Aceptar o rechazar

Mario Barghomz

mbarghomz2012@hotmail.com

En la vida aceptar o rechazar (decir sí o no) es tan normal como poder caminar o hablar. ¿Pero por qué a veces aceptamos y otras simplemente rechazamos? Y se puede tratar de lo que sea; ir de paseo o quedarse en casa, aceptar formar parte de una discusión o callarse la boca sin decir nada.

En esencia se trata de nuestra misma energía la que nos permite decidir si hacemos o no algo, si amamos o no a alguien, si hemos considerado pasarla bien o definitivamente sentirnos mal. De esta manera, sufrir o sentirnos a gusto tiene que ver con nuestro centro de energía, con lo que cada una de las células de nuestro cuerpo nos proporcionan para tener la voluntad suficiente de hacer o no algo.

La pena, el miedo y el dolor devienen de una energía no positiva para el cuerpo, generada por nuestro mismo organismo conectado invariablemente con nuestro sistema nervioso a través de procesos bioquímicos que determinarán nuestro estado de ánimo. Lo mismo sucederá con una enfermedad, física o emocional; determinadas también por el tipo o rango de energía producida por nuestras células donde se procesan las proteínas que atenderán la prioridad o mantendrán nuestra homeostasis, es decir, el equilibrio o armonía físico-emocional de nuestro sistema.

Todos nuestros rangos de energía son electromagnéticos, dispuestos a aceptar o rechazar cualquier eventualidad. Todos somos organismos que actuamos en función de redes electromagnéticas que oscilan entre la electricidad y el magnetismo. Y es gracias a ello que podemos mantenernos vivos y en movimiento, lo que nos permite hacer una cosa o la otra, pensar o sentir de un modo o de otro, aceptar o rechazar, odiar o amar, reír o llorar, dormir o estar despiertos.
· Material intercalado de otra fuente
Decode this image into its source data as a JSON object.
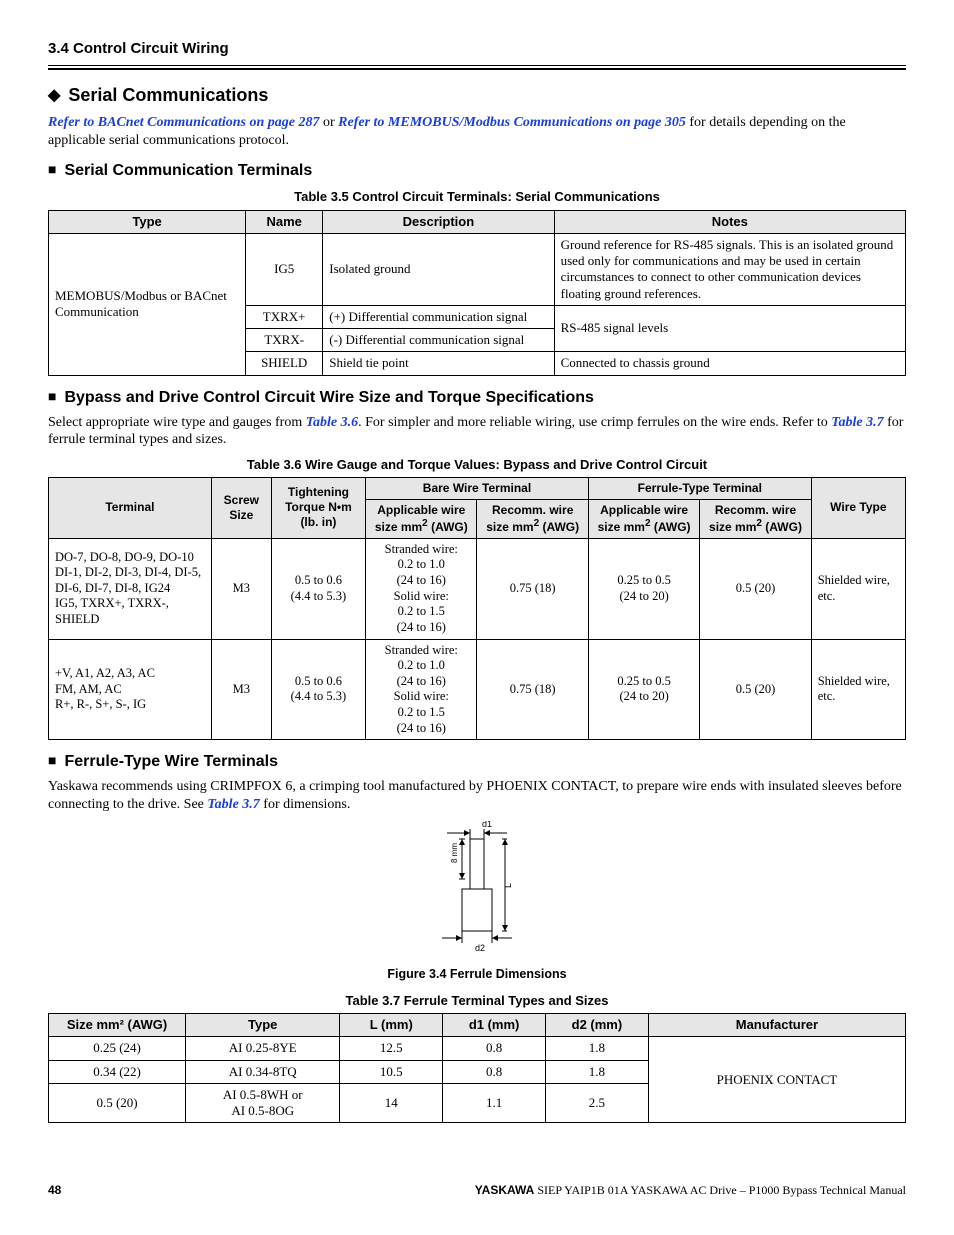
{
  "header": {
    "section": "3.4 Control Circuit Wiring"
  },
  "h1": "Serial Communications",
  "intro": {
    "pre": "",
    "link1": "Refer to BACnet Communications on page 287",
    "mid": " or ",
    "link2": "Refer to MEMOBUS/Modbus Communications on page 305",
    "post": " for details depending on the applicable serial communications protocol."
  },
  "h2a": "Serial Communication Terminals",
  "table35": {
    "caption": "Table 3.5  Control Circuit Terminals: Serial Communications",
    "headers": [
      "Type",
      "Name",
      "Description",
      "Notes"
    ],
    "typeCell": "MEMOBUS/Modbus or BACnet Communication",
    "rows": [
      {
        "name": "IG5",
        "desc": "Isolated ground",
        "notes": "Ground reference for RS-485 signals. This is an isolated ground used only for communications and may be used in certain circumstances to connect to other communication devices floating ground references."
      },
      {
        "name": "TXRX+",
        "desc": "(+) Differential communication signal",
        "notes": "RS-485 signal levels"
      },
      {
        "name": "TXRX-",
        "desc": "(-) Differential communication signal",
        "notes": ""
      },
      {
        "name": "SHIELD",
        "desc": "Shield tie point",
        "notes": "Connected to chassis ground"
      }
    ]
  },
  "h2b": "Bypass and Drive Control Circuit Wire Size and Torque Specifications",
  "p36a": "Select appropriate wire type and gauges from ",
  "p36link1": "Table 3.6",
  "p36b": ". For simpler and more reliable wiring, use crimp ferrules on the wire ends. Refer to ",
  "p36link2": "Table 3.7",
  "p36c": " for ferrule terminal types and sizes.",
  "table36": {
    "caption": "Table 3.6  Wire Gauge and Torque Values: Bypass and Drive Control Circuit",
    "h_terminal": "Terminal",
    "h_screw": "Screw Size",
    "h_torque": "Tightening Torque N•m (lb. in)",
    "h_bare": "Bare Wire Terminal",
    "h_ferr": "Ferrule-Type Terminal",
    "h_app": "Applicable wire size mm",
    "h_app_sup": "2",
    "h_app_suf": " (AWG)",
    "h_rec": "Recomm. wire size mm",
    "h_wiretype": "Wire Type",
    "rows": [
      {
        "terminal": "DO-7, DO-8, DO-9, DO-10\nDI-1, DI-2, DI-3, DI-4, DI-5, DI-6, DI-7, DI-8, IG24\nIG5, TXRX+, TXRX-, SHIELD",
        "screw": "M3",
        "torque": "0.5 to 0.6\n(4.4 to 5.3)",
        "bare_app": "Stranded wire:\n0.2 to 1.0\n(24 to 16)\nSolid wire:\n0.2 to 1.5\n(24 to 16)",
        "bare_rec": "0.75 (18)",
        "ferr_app": "0.25 to 0.5\n(24 to 20)",
        "ferr_rec": "0.5 (20)",
        "wiretype": "Shielded wire, etc."
      },
      {
        "terminal": "+V, A1, A2, A3, AC\nFM, AM, AC\nR+, R-, S+, S-, IG",
        "screw": "M3",
        "torque": "0.5 to 0.6\n(4.4 to 5.3)",
        "bare_app": "Stranded wire:\n0.2 to 1.0\n(24 to 16)\nSolid wire:\n0.2 to 1.5\n(24 to 16)",
        "bare_rec": "0.75 (18)",
        "ferr_app": "0.25 to 0.5\n(24 to 20)",
        "ferr_rec": "0.5 (20)",
        "wiretype": "Shielded wire, etc."
      }
    ]
  },
  "h2c": "Ferrule-Type Wire Terminals",
  "p37a": "Yaskawa recommends using CRIMPFOX 6, a crimping tool manufactured by PHOENIX CONTACT, to prepare wire ends with insulated sleeves before connecting to the drive. See ",
  "p37link": "Table 3.7",
  "p37b": " for dimensions.",
  "fig34": {
    "caption": "Figure 3.4  Ferrule Dimensions",
    "d1": "d1",
    "d2": "d2",
    "L": "L",
    "eight": "8 mm"
  },
  "table37": {
    "caption": "Table 3.7  Ferrule Terminal Types and Sizes",
    "headers": [
      "Size mm² (AWG)",
      "Type",
      "L (mm)",
      "d1 (mm)",
      "d2 (mm)",
      "Manufacturer"
    ],
    "rows": [
      {
        "c": [
          "0.25 (24)",
          "AI 0.25-8YE",
          "12.5",
          "0.8",
          "1.8"
        ]
      },
      {
        "c": [
          "0.34 (22)",
          "AI 0.34-8TQ",
          "10.5",
          "0.8",
          "1.8"
        ]
      },
      {
        "c": [
          "0.5 (20)",
          "AI 0.5-8WH or\nAI 0.5-8OG",
          "14",
          "1.1",
          "2.5"
        ]
      }
    ],
    "manufacturer": "PHOENIX CONTACT"
  },
  "footer": {
    "page": "48",
    "brand": "YASKAWA",
    "doc": " SIEP YAIP1B 01A YASKAWA AC Drive – P1000 Bypass Technical Manual"
  }
}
Tanto nuestro cerebro como nuestro corazón dependen de la energía electromagnética de nuestras células (de ahí los electrocardiogramas o electroencefalogramas de diagnóstico médico). Tanto nuestros pensamientos como nuestros latidos oscilan entre la frecuencia de un campo y otro. Somos esa energía, sin duda, de la que hablaba Heráclito.

Cada célula de nuestro cuerpo es un núcleo de energía (energía vital, espíritu) donde están también contenidos nuestros cromosomas y nuestro ADN diploide arraigado en las bases A, T, G y C; letras que combinadas definen nuestro hidrógeno y proteínas de vida. Y es a través de ellos (ADN y cromosomas) quienes determinarán el tipo o nivel de energía necesaria para continuar con nuestro mantenimiento o enfrentar una situación crítica o inesperada.
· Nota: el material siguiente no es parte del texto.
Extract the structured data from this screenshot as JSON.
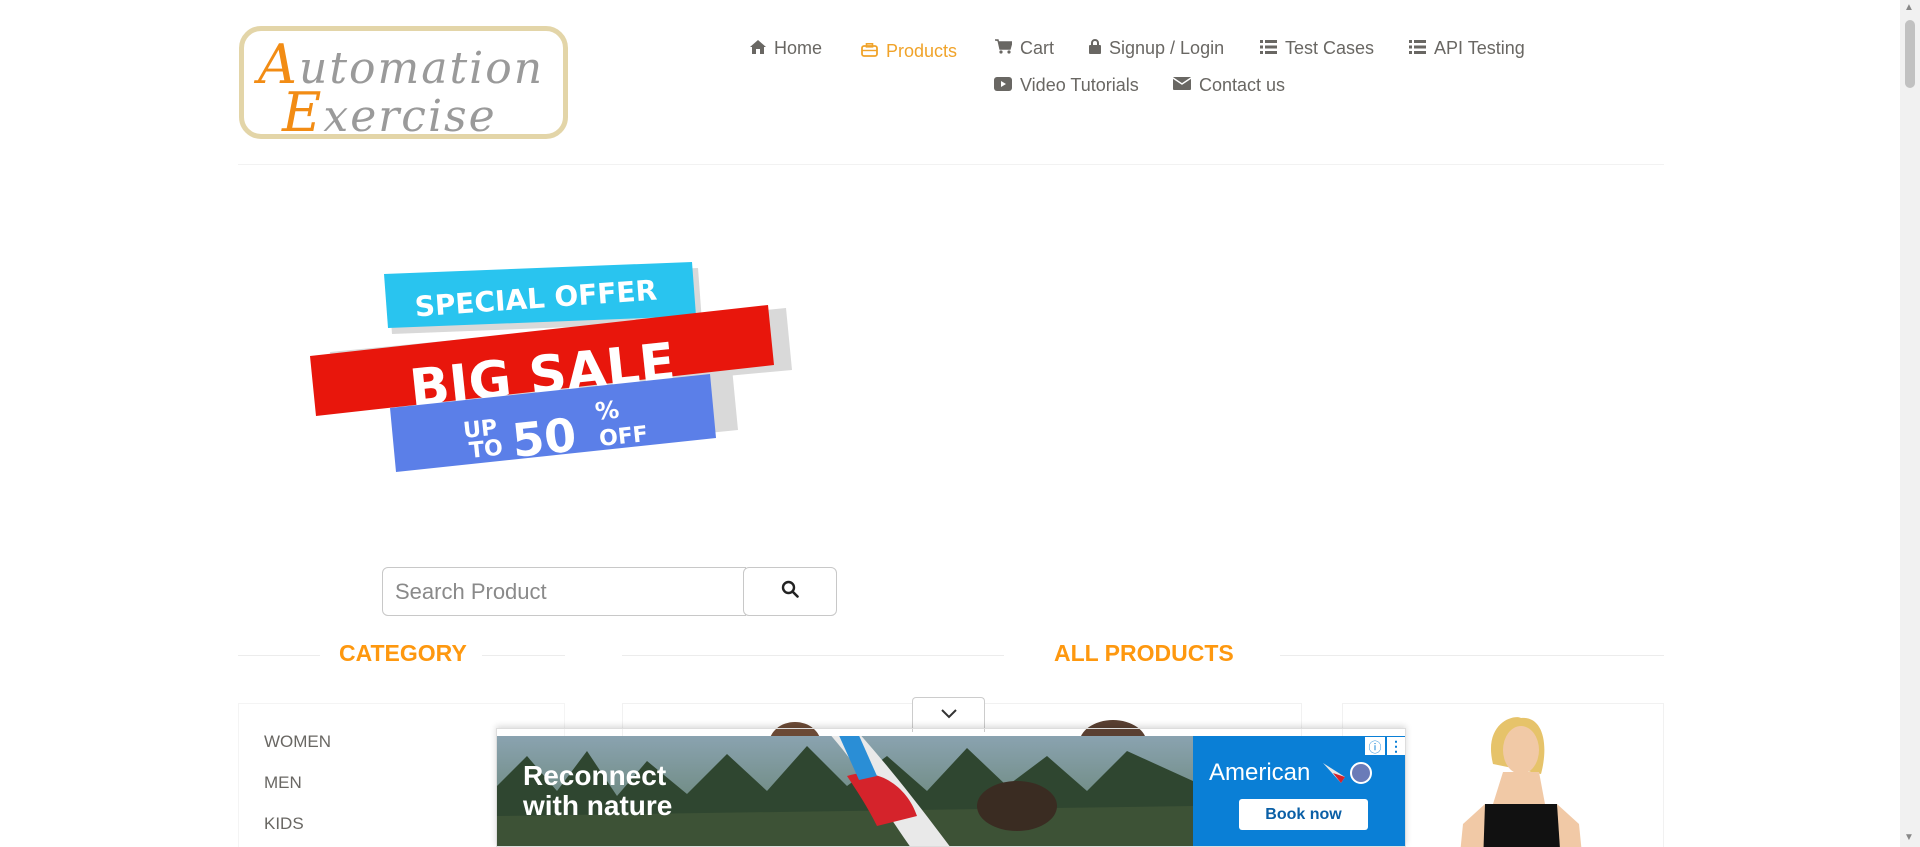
{
  "header": {
    "logo_text_line1": "Automation",
    "logo_text_line2": "Exercise",
    "nav": [
      {
        "label": "Home",
        "icon": "home-icon"
      },
      {
        "label": "Products",
        "icon": "briefcase-icon",
        "active": true
      },
      {
        "label": "Cart",
        "icon": "cart-icon"
      },
      {
        "label": "Signup / Login",
        "icon": "lock-icon"
      },
      {
        "label": "Test Cases",
        "icon": "list-icon"
      },
      {
        "label": "API Testing",
        "icon": "list-icon"
      },
      {
        "label": "Video Tutorials",
        "icon": "youtube-play-icon"
      },
      {
        "label": "Contact us",
        "icon": "envelope-icon"
      }
    ]
  },
  "banner": {
    "line1": "SPECIAL OFFER",
    "line2": "BIG SALE",
    "line3_up": "UP",
    "line3_to": "TO",
    "line3_value": "50",
    "line3_percent": "%",
    "line3_off": "OFF"
  },
  "search": {
    "placeholder": "Search Product",
    "button_icon": "search-icon"
  },
  "sections": {
    "category_title": "CATEGORY",
    "products_title": "ALL PRODUCTS"
  },
  "categories": [
    "WOMEN",
    "MEN",
    "KIDS"
  ],
  "ad": {
    "headline_line1": "Reconnect",
    "headline_line2": "with nature",
    "brand": "American",
    "cta": "Book now",
    "info_icon": "info-icon",
    "menu_icon": "kebab-menu-icon",
    "toggle_icon": "chevron-down-icon"
  },
  "colors": {
    "accent_orange": "#fe980f",
    "nav_active": "#f0a32a",
    "text_gray": "#696763",
    "ad_blue": "#0a7fd6"
  }
}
Y quienes alimentan esas células somos nosotros mismos a partir de nuestros propios actos o decisiones, el tipo de alimento que consumimos, el ejercicio que le damos a nuestro cuerpo, el descanso saludable y el ambiente donde nos desenvolvemos. Sin embargo, es un mundo que no vemos porque no es observable a simple vista, sino molecular y microscópico. Un mundo aún incomprensible para una cultura afecta al mundo evidente desde lo concreto y visible, pero ignorante y ajena de la ciencia cuántica, lo que ya no se mide por centímetro o milímetros, sino por cuantos y micras (una milésima de milímetro). Una célula típica (eucariota) mide entre 10 y 30 micras, es decir, entre 10 y 30 milésimas de milímetro. Un mundo imposible de mirar sin la nueva tecnología bioquímica.

Pero es ahí desde donde se dispone nuestra vida y energía, lo que somos y lo que hacemos, cómo nos sentimos, desde donde emerge nuestra fuerza o debilidad para aceptar o rechazar con consciencia o sin ella; nuestro bienestar, nuestro amor por la vida, nuestra felicidad, la desgracia o la enfermedad.